I have recently heard from a number of traders regarding the challenge of setting effective targets for their trades. What would happen in most of these situations was that the trade would go in the trader's direction and be profitable. This leads the trader to hope for further gains and sometimes adds to the position. At this point, the trade reverses and leaves the trader with no profit or even loss. The frustration caused by these “volatile” market conditions can fuel subsequent poor decisions and excessive losses.

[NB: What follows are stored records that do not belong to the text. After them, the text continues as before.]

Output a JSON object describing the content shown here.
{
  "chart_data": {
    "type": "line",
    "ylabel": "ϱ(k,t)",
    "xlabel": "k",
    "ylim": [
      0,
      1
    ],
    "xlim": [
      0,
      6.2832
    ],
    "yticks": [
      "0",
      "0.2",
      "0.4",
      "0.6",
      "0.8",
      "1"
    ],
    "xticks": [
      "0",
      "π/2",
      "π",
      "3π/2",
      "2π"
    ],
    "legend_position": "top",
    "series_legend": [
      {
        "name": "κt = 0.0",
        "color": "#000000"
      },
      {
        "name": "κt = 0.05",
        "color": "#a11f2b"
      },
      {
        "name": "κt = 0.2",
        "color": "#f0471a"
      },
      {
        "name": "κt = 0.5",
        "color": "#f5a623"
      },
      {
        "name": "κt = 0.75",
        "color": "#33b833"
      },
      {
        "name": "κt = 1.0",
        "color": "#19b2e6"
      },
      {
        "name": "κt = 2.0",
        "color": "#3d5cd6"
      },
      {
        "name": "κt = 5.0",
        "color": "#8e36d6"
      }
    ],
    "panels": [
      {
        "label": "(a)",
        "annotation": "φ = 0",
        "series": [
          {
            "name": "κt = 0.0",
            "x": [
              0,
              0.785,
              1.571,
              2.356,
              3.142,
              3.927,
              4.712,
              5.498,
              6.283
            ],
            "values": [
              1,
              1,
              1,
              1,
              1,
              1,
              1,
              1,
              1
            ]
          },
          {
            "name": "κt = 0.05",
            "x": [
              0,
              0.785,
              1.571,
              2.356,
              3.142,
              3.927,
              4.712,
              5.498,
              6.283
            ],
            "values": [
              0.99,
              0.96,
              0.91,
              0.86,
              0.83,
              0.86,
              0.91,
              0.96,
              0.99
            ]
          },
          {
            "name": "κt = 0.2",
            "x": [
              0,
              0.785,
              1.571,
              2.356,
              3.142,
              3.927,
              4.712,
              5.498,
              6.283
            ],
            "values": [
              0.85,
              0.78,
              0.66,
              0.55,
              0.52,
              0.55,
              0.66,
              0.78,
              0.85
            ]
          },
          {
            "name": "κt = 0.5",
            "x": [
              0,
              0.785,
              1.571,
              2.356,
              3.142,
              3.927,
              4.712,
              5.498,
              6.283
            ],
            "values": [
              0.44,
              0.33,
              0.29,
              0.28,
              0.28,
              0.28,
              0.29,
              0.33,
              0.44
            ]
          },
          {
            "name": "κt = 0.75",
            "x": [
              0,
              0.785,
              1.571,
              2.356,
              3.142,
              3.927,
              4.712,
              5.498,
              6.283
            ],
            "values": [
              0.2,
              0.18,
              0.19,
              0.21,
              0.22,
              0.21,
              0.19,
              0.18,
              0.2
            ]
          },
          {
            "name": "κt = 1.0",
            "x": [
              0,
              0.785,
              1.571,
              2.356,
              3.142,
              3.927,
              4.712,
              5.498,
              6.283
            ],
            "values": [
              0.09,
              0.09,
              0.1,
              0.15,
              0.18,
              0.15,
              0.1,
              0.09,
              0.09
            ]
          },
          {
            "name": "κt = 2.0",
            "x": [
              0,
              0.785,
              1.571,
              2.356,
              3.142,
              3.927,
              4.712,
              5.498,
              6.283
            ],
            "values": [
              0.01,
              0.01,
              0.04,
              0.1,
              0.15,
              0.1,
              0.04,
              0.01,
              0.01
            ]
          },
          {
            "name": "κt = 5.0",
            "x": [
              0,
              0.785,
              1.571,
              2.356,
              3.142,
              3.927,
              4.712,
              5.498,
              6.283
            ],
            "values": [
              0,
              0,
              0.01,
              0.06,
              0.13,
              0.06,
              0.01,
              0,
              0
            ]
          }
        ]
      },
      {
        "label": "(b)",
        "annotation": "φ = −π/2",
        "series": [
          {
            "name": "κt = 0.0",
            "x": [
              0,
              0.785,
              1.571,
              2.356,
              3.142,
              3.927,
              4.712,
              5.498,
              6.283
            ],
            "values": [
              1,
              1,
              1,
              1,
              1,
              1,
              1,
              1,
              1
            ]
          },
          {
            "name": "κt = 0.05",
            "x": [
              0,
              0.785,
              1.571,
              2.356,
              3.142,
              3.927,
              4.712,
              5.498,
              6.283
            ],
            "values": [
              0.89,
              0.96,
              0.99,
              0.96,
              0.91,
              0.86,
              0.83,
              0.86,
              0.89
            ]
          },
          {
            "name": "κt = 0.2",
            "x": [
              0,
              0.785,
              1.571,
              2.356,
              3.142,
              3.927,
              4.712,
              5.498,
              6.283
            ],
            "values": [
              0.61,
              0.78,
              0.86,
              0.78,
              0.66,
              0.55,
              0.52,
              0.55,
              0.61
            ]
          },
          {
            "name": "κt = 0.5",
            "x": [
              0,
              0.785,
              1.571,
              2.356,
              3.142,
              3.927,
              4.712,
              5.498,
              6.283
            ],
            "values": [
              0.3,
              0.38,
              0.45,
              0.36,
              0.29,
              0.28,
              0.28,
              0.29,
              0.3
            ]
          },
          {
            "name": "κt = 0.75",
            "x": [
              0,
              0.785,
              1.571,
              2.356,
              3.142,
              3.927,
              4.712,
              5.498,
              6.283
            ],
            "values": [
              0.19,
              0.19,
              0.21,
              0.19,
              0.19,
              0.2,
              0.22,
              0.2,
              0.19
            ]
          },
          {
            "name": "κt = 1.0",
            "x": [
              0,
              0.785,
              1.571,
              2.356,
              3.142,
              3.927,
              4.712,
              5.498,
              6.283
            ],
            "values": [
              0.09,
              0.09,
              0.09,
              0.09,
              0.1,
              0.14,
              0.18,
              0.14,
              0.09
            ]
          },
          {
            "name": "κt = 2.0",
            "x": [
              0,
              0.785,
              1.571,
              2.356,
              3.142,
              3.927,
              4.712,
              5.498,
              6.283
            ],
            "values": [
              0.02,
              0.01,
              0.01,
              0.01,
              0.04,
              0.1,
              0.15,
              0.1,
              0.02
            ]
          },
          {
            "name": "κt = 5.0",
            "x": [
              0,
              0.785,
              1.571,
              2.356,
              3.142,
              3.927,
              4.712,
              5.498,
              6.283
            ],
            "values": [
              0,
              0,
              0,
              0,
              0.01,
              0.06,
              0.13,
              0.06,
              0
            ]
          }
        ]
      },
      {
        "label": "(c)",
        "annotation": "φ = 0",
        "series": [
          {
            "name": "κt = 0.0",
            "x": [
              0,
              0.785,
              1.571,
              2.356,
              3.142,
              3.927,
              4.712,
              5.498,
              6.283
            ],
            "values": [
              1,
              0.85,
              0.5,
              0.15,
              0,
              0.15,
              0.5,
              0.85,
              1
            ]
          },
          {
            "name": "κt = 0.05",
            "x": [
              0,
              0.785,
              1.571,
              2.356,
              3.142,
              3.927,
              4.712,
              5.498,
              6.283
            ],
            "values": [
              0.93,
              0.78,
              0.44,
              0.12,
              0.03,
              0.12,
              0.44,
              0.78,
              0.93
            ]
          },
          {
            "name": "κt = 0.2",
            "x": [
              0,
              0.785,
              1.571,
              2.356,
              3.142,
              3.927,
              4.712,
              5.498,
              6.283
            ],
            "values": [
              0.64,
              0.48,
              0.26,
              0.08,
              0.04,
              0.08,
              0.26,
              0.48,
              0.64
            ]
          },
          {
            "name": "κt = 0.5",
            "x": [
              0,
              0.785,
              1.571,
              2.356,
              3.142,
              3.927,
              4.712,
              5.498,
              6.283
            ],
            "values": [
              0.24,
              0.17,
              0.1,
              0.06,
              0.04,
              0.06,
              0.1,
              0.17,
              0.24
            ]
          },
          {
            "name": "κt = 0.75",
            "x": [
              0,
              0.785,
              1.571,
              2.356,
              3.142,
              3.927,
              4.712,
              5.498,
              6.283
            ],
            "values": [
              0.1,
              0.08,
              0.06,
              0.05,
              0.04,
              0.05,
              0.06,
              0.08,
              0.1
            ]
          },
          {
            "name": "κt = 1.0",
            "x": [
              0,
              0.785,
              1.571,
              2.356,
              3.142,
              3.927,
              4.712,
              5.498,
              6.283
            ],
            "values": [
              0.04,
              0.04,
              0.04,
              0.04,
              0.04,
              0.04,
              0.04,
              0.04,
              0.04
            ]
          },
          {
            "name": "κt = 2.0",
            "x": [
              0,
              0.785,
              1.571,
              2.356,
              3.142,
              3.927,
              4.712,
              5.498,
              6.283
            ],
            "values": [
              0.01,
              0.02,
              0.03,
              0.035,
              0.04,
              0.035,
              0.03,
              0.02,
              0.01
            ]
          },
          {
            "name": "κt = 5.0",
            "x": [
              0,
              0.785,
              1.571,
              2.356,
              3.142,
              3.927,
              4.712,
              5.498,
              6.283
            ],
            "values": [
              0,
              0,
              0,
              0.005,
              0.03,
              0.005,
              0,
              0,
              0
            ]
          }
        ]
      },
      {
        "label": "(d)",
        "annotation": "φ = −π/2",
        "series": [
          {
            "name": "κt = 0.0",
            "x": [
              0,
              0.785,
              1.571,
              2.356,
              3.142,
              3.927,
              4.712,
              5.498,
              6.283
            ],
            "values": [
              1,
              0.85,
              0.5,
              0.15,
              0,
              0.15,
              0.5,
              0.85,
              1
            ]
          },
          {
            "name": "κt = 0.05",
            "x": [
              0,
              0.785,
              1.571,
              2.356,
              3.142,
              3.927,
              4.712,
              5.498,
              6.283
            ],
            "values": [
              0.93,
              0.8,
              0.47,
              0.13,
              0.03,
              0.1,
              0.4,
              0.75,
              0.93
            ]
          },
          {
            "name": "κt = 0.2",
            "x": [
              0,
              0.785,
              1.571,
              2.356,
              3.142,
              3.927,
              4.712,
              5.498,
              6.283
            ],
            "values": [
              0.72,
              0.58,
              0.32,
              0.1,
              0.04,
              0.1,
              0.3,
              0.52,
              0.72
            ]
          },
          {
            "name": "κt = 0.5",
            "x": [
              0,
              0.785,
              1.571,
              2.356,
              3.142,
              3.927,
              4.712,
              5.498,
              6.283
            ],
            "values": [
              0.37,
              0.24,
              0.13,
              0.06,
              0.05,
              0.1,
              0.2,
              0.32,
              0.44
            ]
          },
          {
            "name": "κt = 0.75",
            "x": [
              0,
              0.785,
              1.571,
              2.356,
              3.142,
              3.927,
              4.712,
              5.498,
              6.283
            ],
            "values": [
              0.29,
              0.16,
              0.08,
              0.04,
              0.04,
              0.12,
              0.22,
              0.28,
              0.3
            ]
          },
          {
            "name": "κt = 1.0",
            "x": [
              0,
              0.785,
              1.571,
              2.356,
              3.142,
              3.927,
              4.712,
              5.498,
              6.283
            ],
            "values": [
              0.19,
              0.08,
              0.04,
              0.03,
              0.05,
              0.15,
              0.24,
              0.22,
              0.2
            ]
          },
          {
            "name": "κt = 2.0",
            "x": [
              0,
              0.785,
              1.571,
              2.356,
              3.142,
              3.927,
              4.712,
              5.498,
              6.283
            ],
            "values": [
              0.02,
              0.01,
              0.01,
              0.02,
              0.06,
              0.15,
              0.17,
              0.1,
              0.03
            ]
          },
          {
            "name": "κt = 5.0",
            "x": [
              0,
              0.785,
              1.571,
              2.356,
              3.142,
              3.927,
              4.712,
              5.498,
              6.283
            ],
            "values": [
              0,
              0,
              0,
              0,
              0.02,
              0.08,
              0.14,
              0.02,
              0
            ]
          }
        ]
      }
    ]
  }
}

This is one situation where the best psychological strategy is also the best trading strategy. It is necessary to study the markets and the instruments you are trading and determine how far movements in different systems are likely to reach in terms of volume and volatility. If you are trading a stock index, such as the SPY ETF or ES futures, the VIX market will be highly correlated with the average volume of moves in any time frame. Likewise, the size of the instrument will be completely related to the size of the market movements. If SPY is trading an average of 70 million shares per day, for example, you can do very basic research and realize that daily moves of more than 1% would be difficult to achieve of that size. For a day trader, if today's trading volume is not much larger than recent volume and you get a breakout move of more than half a percent in a 12 VIX market, you know that the conditional probability of the move moving more in your favor is very low. If the VIX is greater than 20 and trading volume exceeds 100 million shares, you will be on stronger ground for further gains.
One thing I have found very useful in my trading is knowing the expected holding period of a trade and knowing specifically how much directional movement to expect during that period. Across different segments of the market day. An expected one-hour holding period would result in larger stock movements during the early morning hours, for example, compared to midday. By studying the magnitude of market movements for certain holding periods, volume and volatility levels, and for the time of day, I can set rational and reasonable profit targets. This automates the exit process, avoiding the major pitfall of making execution decisions in the heat of battle.
The key is to make trading a plan and not a reaction. Once you have a plan, you can mentally rehearse it and base your exit on a reasonable goal, not a wish. Trading becomes emotional when we act on hopes and fears rather than hard information. A trade exit should take into account what the market typically offers you; Expecting more is perfection and setting yourself up for disappointment.